Во дворе Лиф снова наполнил тачку кирпичами. На этот раз, когда он покатил ее вниз на берег, откидываясь назад и с трудом осаживая на крутых улицах свой тяжелый груз, скользя и едва сохраняя равновесие на извилистой тропе, спускающейся к морю, где его чуть не сдуло сильным ветром, за ним увязались двое. Потом подошли еще человека два-три с улицы Ростовщиков, потом — еще несколько с тех улиц, что возле рыночной площади, так что, когда Лиф смог наконец выпрямиться и вздохнуть — у самой кромки моря, где черная пенящаяся вода лизала его босые грязные ноги и пот высыхал на разгоряченном лице, — на берегу уже собралась небольшая толпа. Люди стояли вдоль глубокой колеи, продавленной колесом его тяжелой тачки. У них был тот же равнодушно-праздный вид, что и у пьяноватых Рейджеров тогда, утром. Так что Лиф и внимание на них обращать не стал, хотя заметил, что на вершине утеса стоит вдова с улицы Ткачей и смотрит вниз с перепуганным лицом.
Он закатил тачку в море и, когда вода достигла его груди, опрокинул кирпичи в воду, а потом легко выбрался на берег с сильной приливной волной, волоча за собой полную пены морской тачку.
Кое-кому из семейства Рейджеров это уже надоело, и он пошел прочь по берегу. Высокий парень с улицы Ростовщиков, окруженный кучкой таких же, как сам он, лентяев, усмехаясь спросил Лифа:
— Что ж ты их прямо с утеса не сбросишь, старина?
— Так они тогда только на песок упадут, — пояснил Лиф.
— А, так ты их утопить хочешь! Прекрасно! Знаешь, кое-кто уж решил, что ты что-то из них строить задумал здесь, на берегу! Так парни из тебя самого раствор сделать были готовы. Пусть-ка эти кирпичи в холодной водичке помокнут! А ты молодец, старина!
И тип с улицы Ростовщиков, ухмыляясь, двинулся со своей компанией дальше, а Лиф пошел по тропе вверх за новой порцией.
— Приходи ужинать, Лиф, — встревоженным голосом сказала ему вдова на вершине утеса; сынишку она крепко прижимала к груди — уж больно ветер был сильным.
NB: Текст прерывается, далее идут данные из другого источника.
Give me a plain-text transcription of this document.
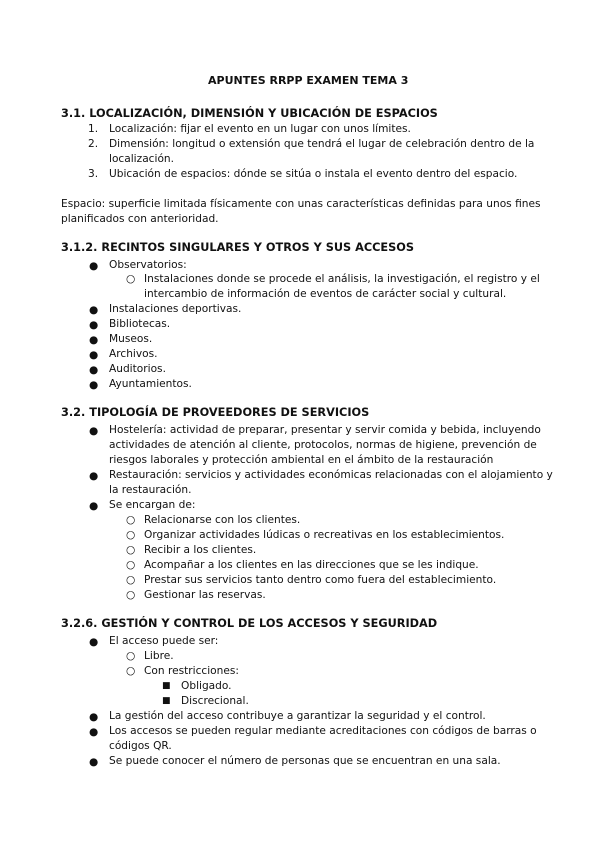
APUNTES RRPP EXAMEN TEMA 3
3.1. LOCALIZACIÓN, DIMENSIÓN Y UBICACIÓN DE ESPACIOS
1. Localización: fijar el evento en un lugar con unos límites.
2. Dimensión: longitud o extensión que tendrá el lugar de celebración dentro de la
localización.
3. Ubicación de espacios: dónde se sitúa o instala el evento dentro del espacio.
Espacio: superficie limitada físicamente con unas características definidas para unos fines
planificados con anterioridad.
3.1.2. RECINTOS SINGULARES Y OTROS Y SUS ACCESOS
● Observatorios:
○ Instalaciones donde se procede el análisis, la investigación, el registro y el
intercambio de información de eventos de carácter social y cultural.
● Instalaciones deportivas.
● Bibliotecas.
● Museos.
● Archivos.
● Auditorios.
● Ayuntamientos.
3.2. TIPOLOGÍA DE PROVEEDORES DE SERVICIOS
● Hostelería: actividad de preparar, presentar y servir comida y bebida, incluyendo
actividades de atención al cliente, protocolos, normas de higiene, prevención de
riesgos laborales y protección ambiental en el ámbito de la restauración
● Restauración: servicios y actividades económicas relacionadas con el alojamiento y
la restauración.
● Se encargan de:
○ Relacionarse con los clientes.
○ Organizar actividades lúdicas o recreativas en los establecimientos.
○ Recibir a los clientes.
○ Acompañar a los clientes en las direcciones que se les indique.
○ Prestar sus servicios tanto dentro como fuera del establecimiento.
○ Gestionar las reservas.
3.2.6. GESTIÓN Y CONTROL DE LOS ACCESOS Y SEGURIDAD
● El acceso puede ser:
○ Libre.
○ Con restricciones:
■ Obligado.
■ Discrecional.
● La gestión del acceso contribuye a garantizar la seguridad y el control.
● Los accesos se pueden regular mediante acreditaciones con códigos de barras o
códigos QR.
● Se puede conocer el número de personas que se encuentran en una sala.
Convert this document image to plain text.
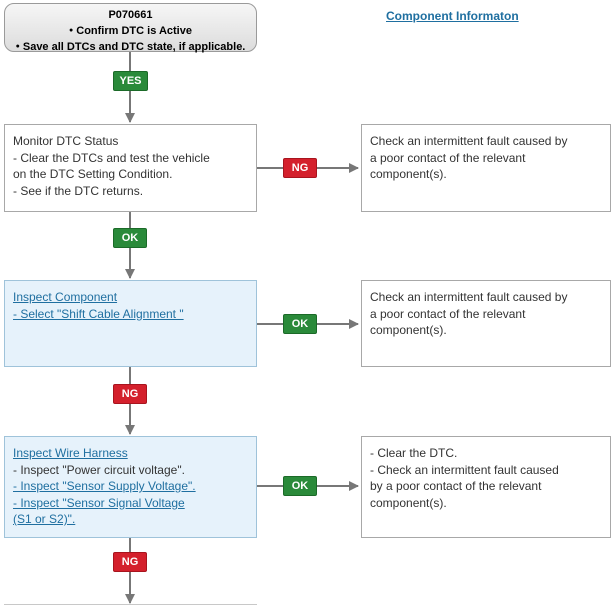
P070661
● Confirm DTC is Active
● Save all DTCs and DTC state, if applicable.
Component Informaton
Monitor DTC Status
- Clear the DTCs and test the vehicle
on the DTC Setting Condition.
- See if the DTC returns.
Inspect Component
- Select "Shift Cable Alignment "
Inspect Wire Harness
- Inspect "Power circuit voltage".
- Inspect "Sensor Supply Voltage".
- Inspect "Sensor Signal Voltage
(S1 or S2)".
Check an intermittent fault caused by
a poor contact of the relevant
component(s).
Check an intermittent fault caused by
a poor contact of the relevant
component(s).
- Clear the DTC.
- Check an intermittent fault caused
by a poor contact of the relevant
component(s).
YES
OK
NG
OK
NG
OK
NG
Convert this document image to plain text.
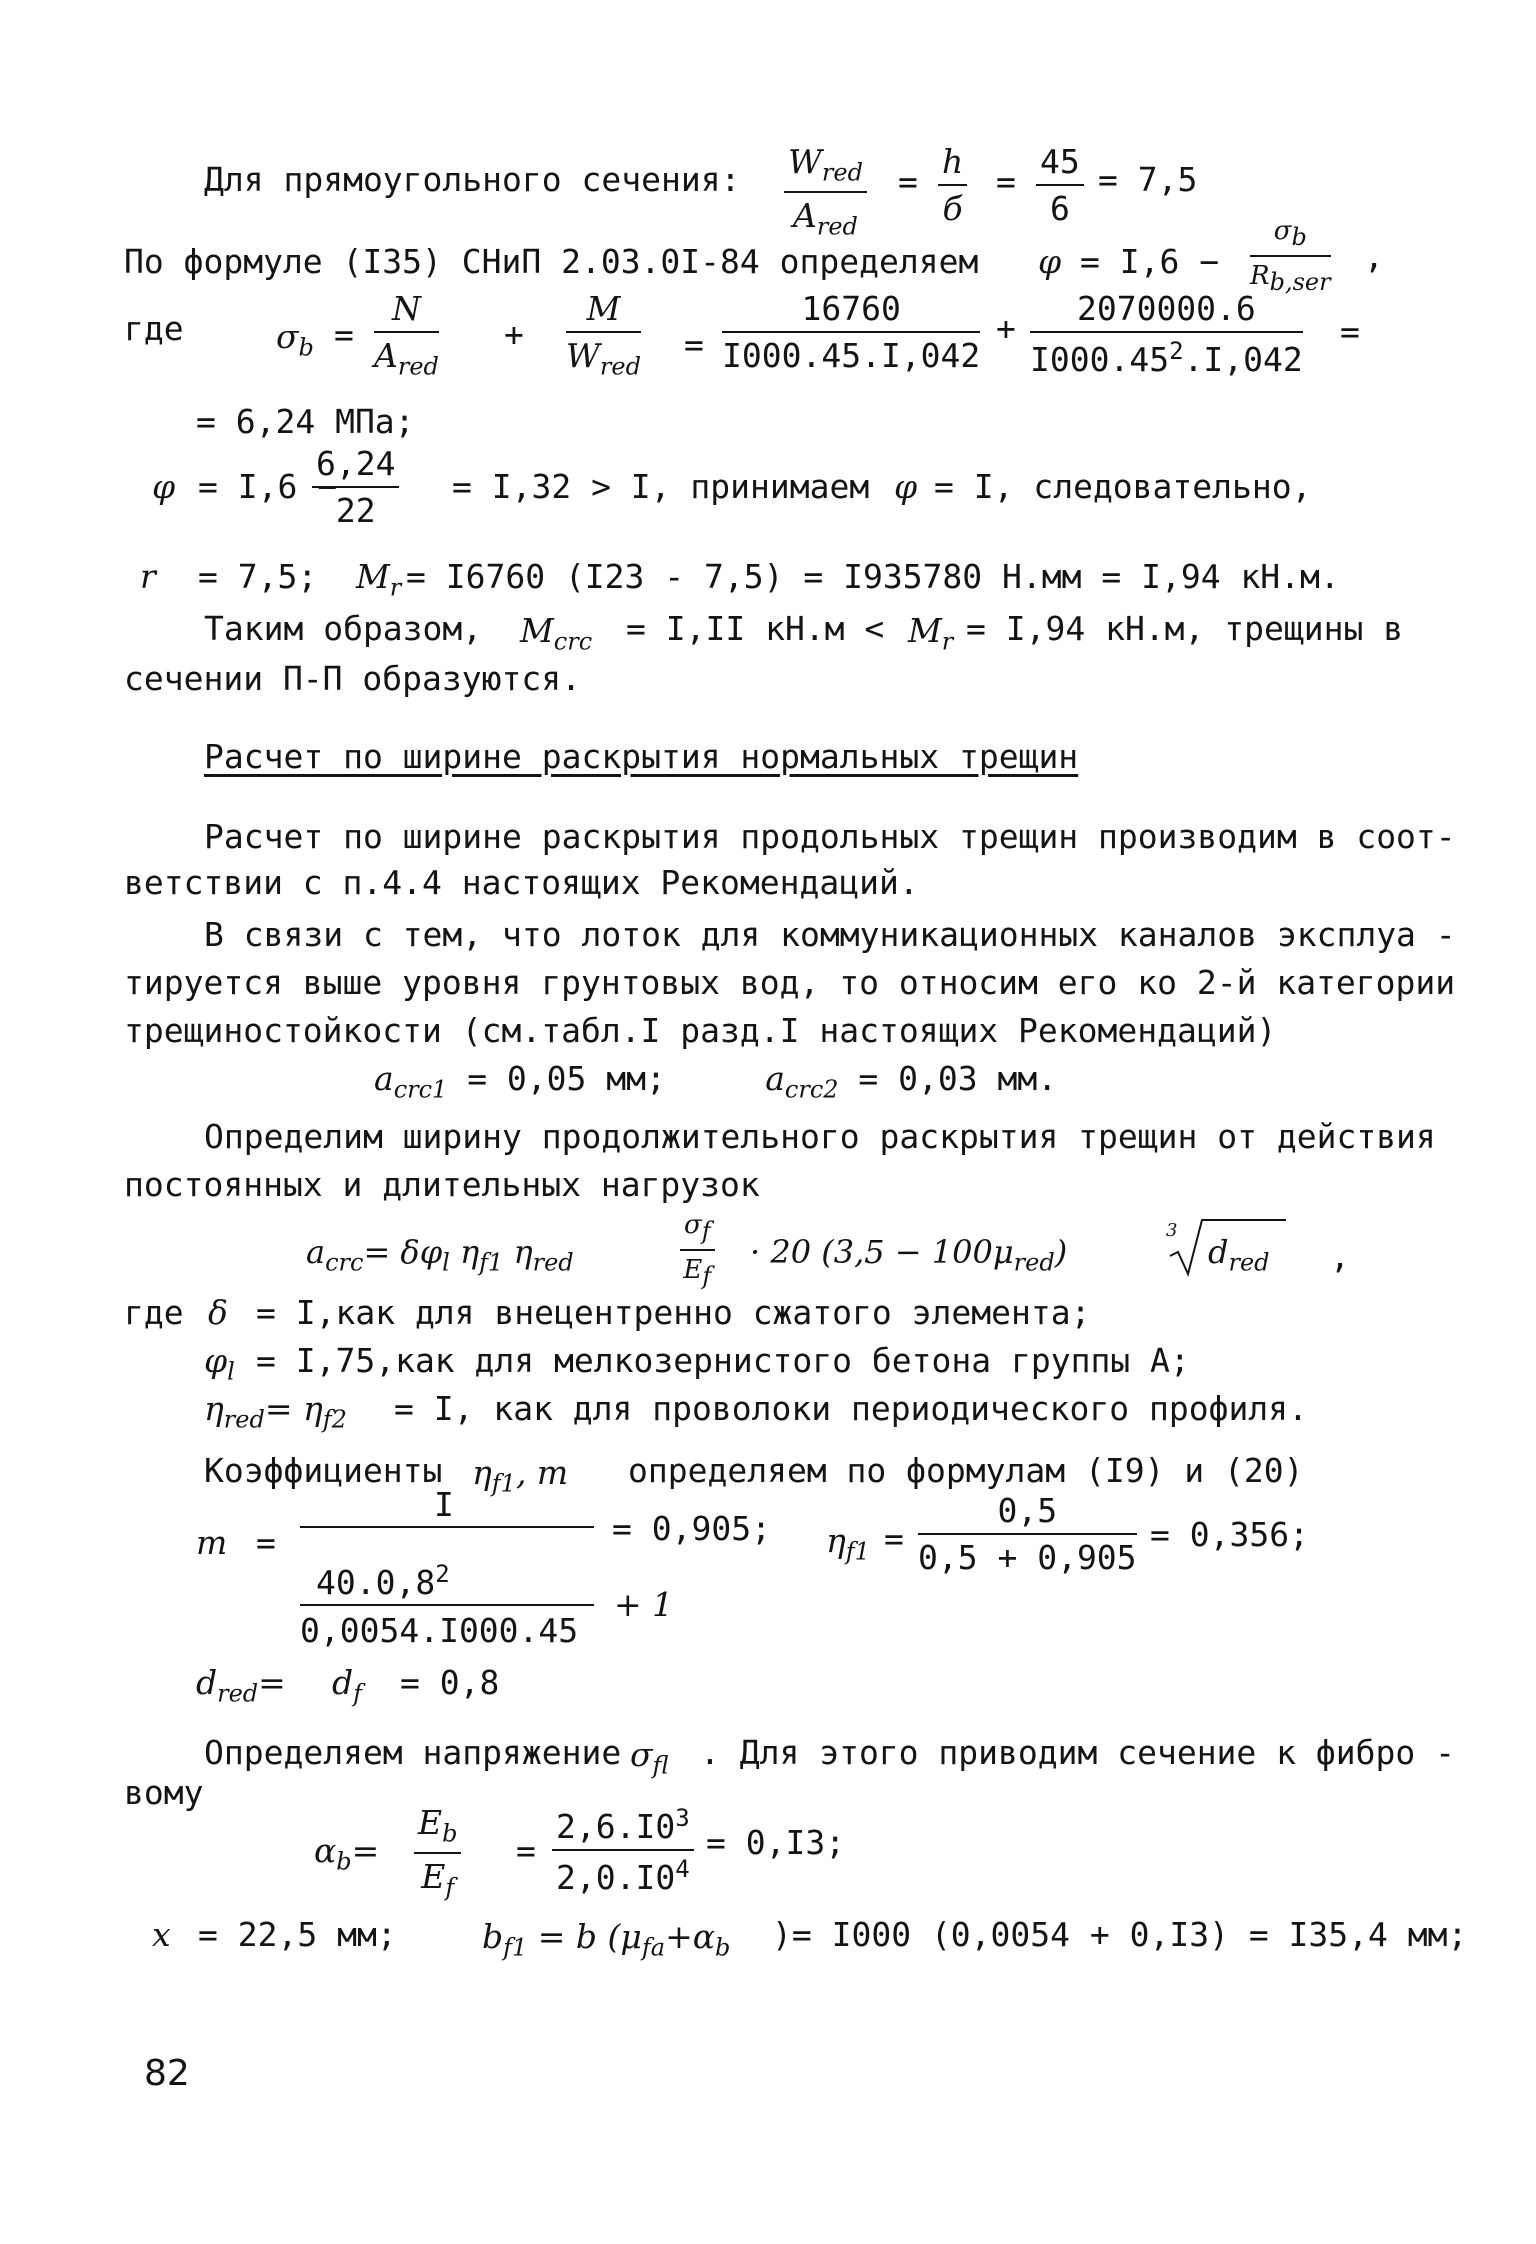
Для прямоугольного сечения: $W_{red}$
$A_{red}$
=
h
б
= $\frac{45}{6} = 7,5$
По формуле (I35) СНиП 2.03.0I-84 определяем φ = I,6 −
$\sigma_b$
$R_{b,ser}$
,
где	$\sigma_b$ =
N
$A_{red}$
+
M
$W_{red}$
= $\frac{16760}{I000.45.I,042} + \frac{2070000.6}{I000.45^2.I,042}$ =
= 6,24 МПа;
φ = I,6 −
$\frac{6,24}{22} = I,32 > I$, принимаем φ = I, следовательно,
r = 7,5; $M_r = I6760$ (I23 - 7,5) = I935780 Н.мм = I,94 кН.м.
Таким образом, $M_{crc} = I,II$ $кН.м < M_r = I,94$ кН.м, трещины в
сечении П-П образуются.
Расчет по ширине раскрытия нормальных трещин
Расчет по ширине раскрытия продольных трещин производим в соот-
ветствии с п.4.4 настоящих Рекомендаций.
В связи с тем, что лоток для коммуникационных каналов эксплуа -
тируется выше уровня грунтовых вод, то относим его ко 2-й категории
трещиностойкости (см.табл.I разд.I настоящих Рекомендаций)
$a_{crc1} = 0,05$ мм;	$a_{crc2} = 0,03$ мм.
Определим ширину продолжительного раскрытия трещин от действия
постоянных и длительных нагрузок
$a_{crc}= \delta\varphi_l$ $\eta_{f1}$ $\eta_{red}$	$\frac{\sigma_f}{E_f} \cdot 20$ $(3,5 - 100\mu_{red})$
3
$d_{red}$ ,
где δ = I,как для внецентренно сжатого элемента;
$\varphi_l = I,75,как$ для мелкозернистого бетона группы А;
$\eta_{red}= \eta_{f2} = I$, как для проволоки периодического профиля.
Коэффициенты $\eta_{f1}$, m определяем по формулам (I9) и (20)
m =
I
40.0,8$^2$
0,0054.I000.45
+ 1
= 0,905; $\eta_{f1} = \frac{0,5}{0,5 + 0,905} = 0,356$;
$d_{red}= d_f = 0,8$
Определяем напряжение $\sigma_{fl}$ . Для этого приводим сечение к фибро -
вому
$\alpha_b= \frac{E_b}{E_f} = \frac{2,6.I0^3}{2,0.I0^4} = 0,I3$;
x = 22,5 мм;	$b_{f1} = b$ ($\mu_{fa}+\alpha_b$ )= I000 (0,0054 + 0,I3) = I35,4 мм;
82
— Приду, — сказал он. — И буханку хлеба принесу. Осталась парочка про запас — с тех пор, когда хлебопеки еще здесь были. — И он улыбнулся вдове, но та не ответила на его улыбку. Они пошли рядом, и через некоторое время она спросила:
— Ты выбрасываешь свои кирпичи в море, да, Лиф?
Он громко рассмеялся и ответил:
— Да.
И на лице у нее появилось странное выражение — одновременно печальное и успокоенное. Впрочем, за ужином, в своем уютном светлом домике она казалась спокойной и естественной, как всегда. Они с аппетитом ели сыр с черствым хлебом.
Весь следующий день он продолжал возить кирпичи на берег — тачка за тачкой. Если даже Рейджеры и видели это, то наверняка считали, что и он тоже занят — как и они сами, как и все вокруг —
— До чего же хорошо освободиться наконец от власти вещей, — сказал один тихонько, а второй согласно кивнул.
На следующий день — хотя снов про Острова так больше и не было — Лиф продолжал строить. Отмель начала резко уходить вглубь, и теперь он делал так: вставал на ту часть стены, которую только что сложил, и рядом с собой вываливал в море из тачки аккуратно уложенные кирпичи; потом вставал на кучу кирпичей и продолжал работу по горло в воде, задыхаясь, выныривая на поверхность и вновь погружаясь, но стараясь класть кирпичи точно в том направлении, которое заранее определил воткнутыми в дно железными прутами. Потом снова шел по серому пляжу, поднимался по тропе, грохотал по затихшим улицам города, направляясь за очередной порцией строительного материала.
Вдова, встретившись с ним у кирпичного двора, сказала вдруг:
— Разреши мне помогать тебе, хотя бы сбрасывать их с утеса: это ведь по крайней мере раза в два сократит тебе время.
— Груженая тачка слишком тяжела для тебя, — отвечал он.
— Ой, да ничего! — воскликнула она.
— Ну ладно, помогай, если хочешь. Но кирпичи-то, они, черти, тяжелые! Так что ты особенно много не нагружай. Я тебе и тачку поменьше дам. А твой мышонок зато сможет тоже прокатиться.